The story moves at a good pace with the exception of the first five pages, which serve as the denouement of Beastman’s failure to kill Adam in the first issue. It’s essentially exposition disguised as a long dressing down from Skeletor. It felt unnecessary at first, but with the gap between this issue and the last it was probably a good move to front load all the recap information.
This issue finds Adam taken by a desert tribe after wandering through the desert and rhapsodizing on the wonder of the world outside his forest. While with them he discovers his heretofore unknown skill with a sword while fighting for his life and meets a new (old) friend who also seems to have an inkling that things are not right with the world. I hope the next issue finally leads Adam to the truth about himself; the slowly unraveling mystery has worked for the past two issues, but I worry it will go stale if carried on beyond the third.
BEYOND SATISFYING
Let me get this out of the way right upfront: This issue’s art, a combination of Philip Tan and Howard Porter, is excellent. My only criticisms are nitpicks.
Skeletor’s rule has ravaged Eternia and the art is tremendously effective at portraying the landscape as hopeless and barren, especially Skeletor’s stronghold at Castle Greyskull. The first issue was limited to Adam’s forest, so this is the first wider glimpse we get of this “Alternia” which has never had He-Man to check his uncle’s ambitions.
The first few pages are a conversation between Skeletor and Beastman in which they both look particularly monstrous. It’s nice to see these guys drawn with the kind of menace they were denied in the cartoon. What’s more, looking behind them in these panels you can see the utter desolation they’ve wrought upon the world—the landscape has two features: ruins and dunes. On their own, each of these panels are wonderful, but there’s a sameness about them. Consequently, they lack definition and kind of melt together in the two-page spread.
Trapjaw’s presentation lacked detail and was kind of a disappointment for me. Despite being the issue’s chief antagonist, he never really gets a panel to himself; nothing where we can see him in full and absorb who he is and what he represents. Instead, he just feels like a monster of the week.

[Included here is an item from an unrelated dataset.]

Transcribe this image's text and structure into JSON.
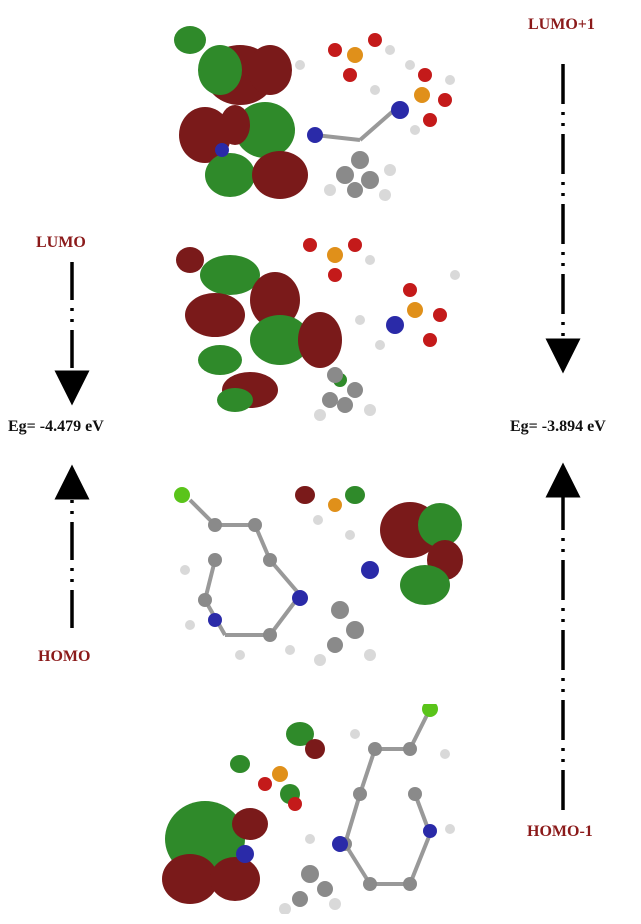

BOTTOM LINE: IT HAS THE POWER
I thoroughly enjoyed the first issue of this mini, but wasn’t totally sold until this one. I wouldn’t mind seeing an ongoing grow out of this If the next couple of issue can hold up, but it would likely lose some of the magic if Eternia is reverted to its status quo. This book, like some other 1980s-based titles, is taking poorly written, toy-hawking premise and turning it into a grown-up, three-dimensional work we never could have hoped for on television. Buy this series if you’re a man child He-Man fan, or if you just have fond memories of watching the cartoon from your high-chair—you’ll enjoy it. Four and a half stars.